The Meaning of Life

Ann Glazer, ed “The Waiting room, drugs ” Acts 1-3, 2012.

Ann Glazer is a New York and Dallas-based artist intrigued by the unconscious. Her installation, Wellhead, now showing at Kirk Hopper Fine Art, includes a little of everything from narrative to collage to video, creating a single piece. The gallery describes the experiences as “a reflection on the fluidity of knowledge, the landscape of the unconscious and the starts and stops of the creative process.” Indeed, it is an installation designed to rev the intellect.

Glazer received a BA from Brown University, an MFA from the Art Institute of Chicago, and was awarded fellowships from the Dallas Museum of Art and the Art Institute of Chicago. Her work has been shown at the Reading Room, Women & Their Work (Austin), Dallas Center for Contemporary Art, the McKinney Avenue Contemporary, Barry Whistler, Conduit, AIR (NYC), and DW Galleries.

Arts writer Nancy Cohen Israel spoke to Glazer about her first show at Kirk Hopper.

A+C: If this is one piece, where is the best place to enter into it?

GLAZER: I recommend starting with the video and then continue with the narrative. The narrative is the point of reference. It is about questioning what I’ve spent my life doing, which is taking everyday things in my life, finding the beauty in them, and trying to share them. The narrative is a shaggy dog story that my father used to tell about a man’s search for the meaning of life, a quest that takes him to a guru in the Himalayas. When asked, the guru says, “Life . . . is a fountain.” Perplexed, the man asked, “Life is a fountain?” And the guru replied, “You mean . . . life isn’t a fountain?”

I see the whole show as a shaggy dog story and the two shiny pieces on the end as the punch line. It leaves viewers with moments of euphoric revelation but then it flips back and forth to these shiny pieces in a cheap frame. It is an examination of what choices to make in life and what to follow.

A+C: Process is important in your work. Can you talk about how you came to this installation?

AG:  I used to paint in enamel, a surface that comes alive. Then, about 12 years ago, I switched to working with a casein-based paint. Painting was very stressful and angst ridden. I could ruin in minutes what I had worked on for hours. I decided to switch to a way of making art with very few ramifications. I switched to paper and it was very satisfying. I could do large installations. Then gradually I moved to ways to “paint” without using paint and began using threads as my medium. It was a surreal way to work but at the same time, it was very freeing.

Artist Ann Glazer’s work reflects of the fluidity of knowledge, and the landscape of our unconscious.

A+C: While the exhibition is one piece, can you talk about each of the components?

AG:  Beginning with the fountain imagery: I have a very fluid process as an artist. As I got started, these went through so many changes. I included video because I was thinking about the fluidity of knowledge. The show itself is like a fountain in the examination of the everyday. I’ve been making videos lately because it is so much fun.

There is a lot of silver tape in the show. I was really interested in what makes certain random patterns so beautiful.
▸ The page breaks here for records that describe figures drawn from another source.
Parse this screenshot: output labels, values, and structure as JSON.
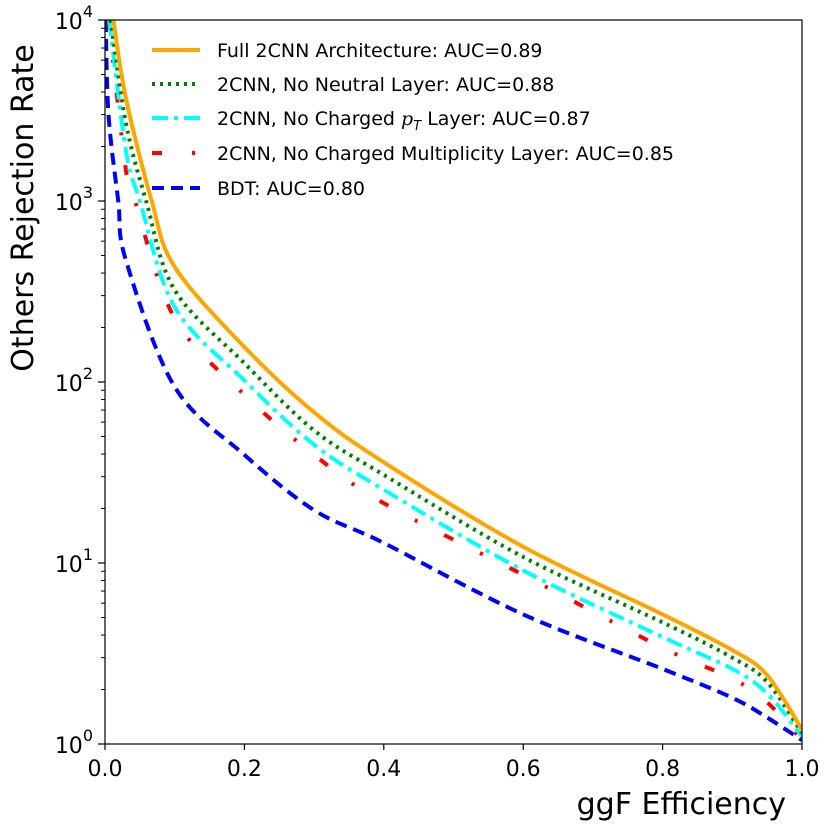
{
  "chart_data": {
    "type": "line",
    "title": "",
    "xlabel": "ggF Efficiency",
    "ylabel": "Others Rejection Rate",
    "xlim": [
      0.0,
      1.0
    ],
    "ylim": [
      1,
      10000
    ],
    "yscale": "log",
    "grid": false,
    "legend_position": "upper right (inside, top)",
    "x_ticks": [
      "0.0",
      "0.2",
      "0.4",
      "0.6",
      "0.8",
      "1.0"
    ],
    "y_ticks": [
      {
        "base": "10",
        "exp": "0",
        "value": 1
      },
      {
        "base": "10",
        "exp": "1",
        "value": 10
      },
      {
        "base": "10",
        "exp": "2",
        "value": 100
      },
      {
        "base": "10",
        "exp": "3",
        "value": 1000
      },
      {
        "base": "10",
        "exp": "4",
        "value": 10000
      }
    ],
    "series": [
      {
        "name": "Full 2CNN Architecture: AUC=0.89",
        "label_pre": "Full 2CNN Architecture: AUC=0.89",
        "auc": 0.89,
        "color": "#ffa500",
        "style": "solid",
        "x": [
          0.012,
          0.03,
          0.067,
          0.1,
          0.2,
          0.3,
          0.4,
          0.6,
          0.8,
          0.9,
          0.95,
          1.0
        ],
        "y": [
          10000,
          3700,
          1000,
          432,
          156,
          68,
          36,
          12.3,
          5.2,
          3.3,
          2.4,
          1.2
        ]
      },
      {
        "name": "2CNN, No Neutral Layer: AUC=0.88",
        "label_pre": "2CNN, No Neutral Layer: AUC=0.88",
        "auc": 0.88,
        "color": "#008000",
        "style": "dotted",
        "x": [
          0.008,
          0.03,
          0.059,
          0.1,
          0.2,
          0.3,
          0.4,
          0.6,
          0.8,
          0.9,
          0.95,
          1.0
        ],
        "y": [
          10000,
          2700,
          1000,
          322,
          127,
          54,
          30.7,
          10.8,
          4.7,
          3.0,
          2.2,
          1.15
        ]
      },
      {
        "name": "2CNN, No Charged pT Layer: AUC=0.87",
        "label_pre": "2CNN, No Charged ",
        "label_math": "p",
        "label_sub": "T",
        "label_post": " Layer: AUC=0.87",
        "auc": 0.87,
        "color": "#00ffff",
        "style": "dashdot",
        "x": [
          0.006,
          0.03,
          0.05,
          0.1,
          0.2,
          0.3,
          0.4,
          0.6,
          0.8,
          0.9,
          0.95,
          1.0
        ],
        "y": [
          10000,
          1900,
          1000,
          259,
          102,
          45,
          25.4,
          9.1,
          3.9,
          2.6,
          1.9,
          1.1
        ]
      },
      {
        "name": "2CNN, No Charged Multiplicity Layer: AUC=0.85",
        "label_pre": "2CNN, No Charged Multiplicity Layer: AUC=0.85",
        "auc": 0.85,
        "color": "#ff0000",
        "style": "sparse-dashdot",
        "x": [
          0.005,
          0.03,
          0.043,
          0.1,
          0.2,
          0.3,
          0.4,
          0.6,
          0.8,
          0.9,
          0.95,
          1.0
        ],
        "y": [
          10000,
          1480,
          1000,
          225,
          85,
          39.6,
          21.4,
          8.6,
          3.4,
          2.3,
          1.7,
          1.05
        ]
      },
      {
        "name": "BDT: AUC=0.80",
        "label_pre": "BDT: AUC=0.80",
        "auc": 0.8,
        "color": "#0000ff",
        "style": "dashed",
        "x": [
          0.001,
          0.005,
          0.019,
          0.03,
          0.1,
          0.2,
          0.3,
          0.4,
          0.6,
          0.8,
          0.9,
          0.95,
          1.0
        ],
        "y": [
          10000,
          3000,
          1000,
          470,
          94,
          39.6,
          19.6,
          12.9,
          5.2,
          2.6,
          1.8,
          1.4,
          1.05
        ]
      }
    ]
  }
}
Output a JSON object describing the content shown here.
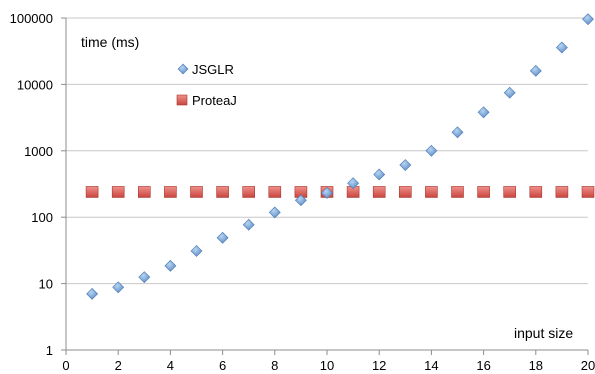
{
  "chart_data": {
    "type": "scatter",
    "ylabel": "time (ms)",
    "xlabel": "input size",
    "x_ticks": [
      0,
      2,
      4,
      6,
      8,
      10,
      12,
      14,
      16,
      18,
      20
    ],
    "y_ticks": [
      1,
      10,
      100,
      1000,
      10000,
      100000
    ],
    "y_tick_labels": [
      "1",
      "10",
      "100",
      "1000",
      "10000",
      "100000"
    ],
    "xlim": [
      0,
      20
    ],
    "ylim": [
      1,
      100000
    ],
    "y_scale": "log",
    "grid": "horizontal",
    "legend_position": "top-left",
    "series": [
      {
        "name": "JSGLR",
        "marker": "diamond",
        "color": "#6b9bd1",
        "points": [
          [
            1,
            7
          ],
          [
            2,
            8.8
          ],
          [
            3,
            12.5
          ],
          [
            4,
            18.5
          ],
          [
            5,
            31
          ],
          [
            6,
            49
          ],
          [
            7,
            77
          ],
          [
            8,
            118
          ],
          [
            9,
            180
          ],
          [
            10,
            232
          ],
          [
            11,
            325
          ],
          [
            12,
            440
          ],
          [
            13,
            610
          ],
          [
            14,
            1000
          ],
          [
            15,
            1900
          ],
          [
            16,
            3800
          ],
          [
            17,
            7500
          ],
          [
            18,
            16000
          ],
          [
            19,
            36000
          ],
          [
            20,
            96000
          ]
        ]
      },
      {
        "name": "ProteaJ",
        "marker": "square",
        "color": "#d9534f",
        "points": [
          [
            1,
            240
          ],
          [
            2,
            240
          ],
          [
            3,
            240
          ],
          [
            4,
            240
          ],
          [
            5,
            240
          ],
          [
            6,
            240
          ],
          [
            7,
            240
          ],
          [
            8,
            240
          ],
          [
            9,
            240
          ],
          [
            10,
            240
          ],
          [
            11,
            240
          ],
          [
            12,
            240
          ],
          [
            13,
            240
          ],
          [
            14,
            240
          ],
          [
            15,
            240
          ],
          [
            16,
            240
          ],
          [
            17,
            240
          ],
          [
            18,
            240
          ],
          [
            19,
            240
          ],
          [
            20,
            240
          ]
        ]
      }
    ]
  }
}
I made patterns and covered them over with tiny pieces of aluminum tape and placed them on newsprint. It was a way of drawing. With the velvet works, I was putting cut silver on them initially and eventually began to realize that they didn’t need anything. The frames are old waterlogged wood that is tortured into becoming straight. All three pieces are cut from the same piece of velvet. These works change as you walk past them. For me, they are about knowledge and how what you think you know changes.

The shiny pieces are made from holographic paper that is manipulated. I used anything in the house to eat into the paper, 409, lemon juice, olive oil, acids, and then wiped it down. The rope is from a childhood swing. Ropes played a prominent place in my paintings. I wanted to create some kind of continuum. I found that by unraveling the rope, I created a very different presence. I wanted to take the gallery space into consideration. There is a relationship to the architecture and the space.

The wall color is also part of the process. There were formal reasons for the color. It represents a water line (presciently conceived before Superstorm Sandy threw Glazer and her family into darkness for several days).

A+C: How does the unconscious play a role in this body of work?

AG:  This show is about using materials in trying to convey the unconscious. Fountains are a form of landscape, albeit more of an interior landscape. There is a mapping going on. If we think of the unconscious as multi-faceted rooms, then that’s a landscape. It is like in dreams, which are directly tied to the unconscious. Painting was an unconscious state about what I was obsessing at the time. I see this show as a painting. It is a narrative with words and references. There are those moments when it all just connects and it is the reason why you keep getting up and trying to get it right. For me, part of the intrigue is how do you solve all the pieces? How do I make work that I personally want to live with that has enough content? That was the goal.


Ann Glazer: Wellhead on view at Kirk Hopper Fine Art through December 15, 2012.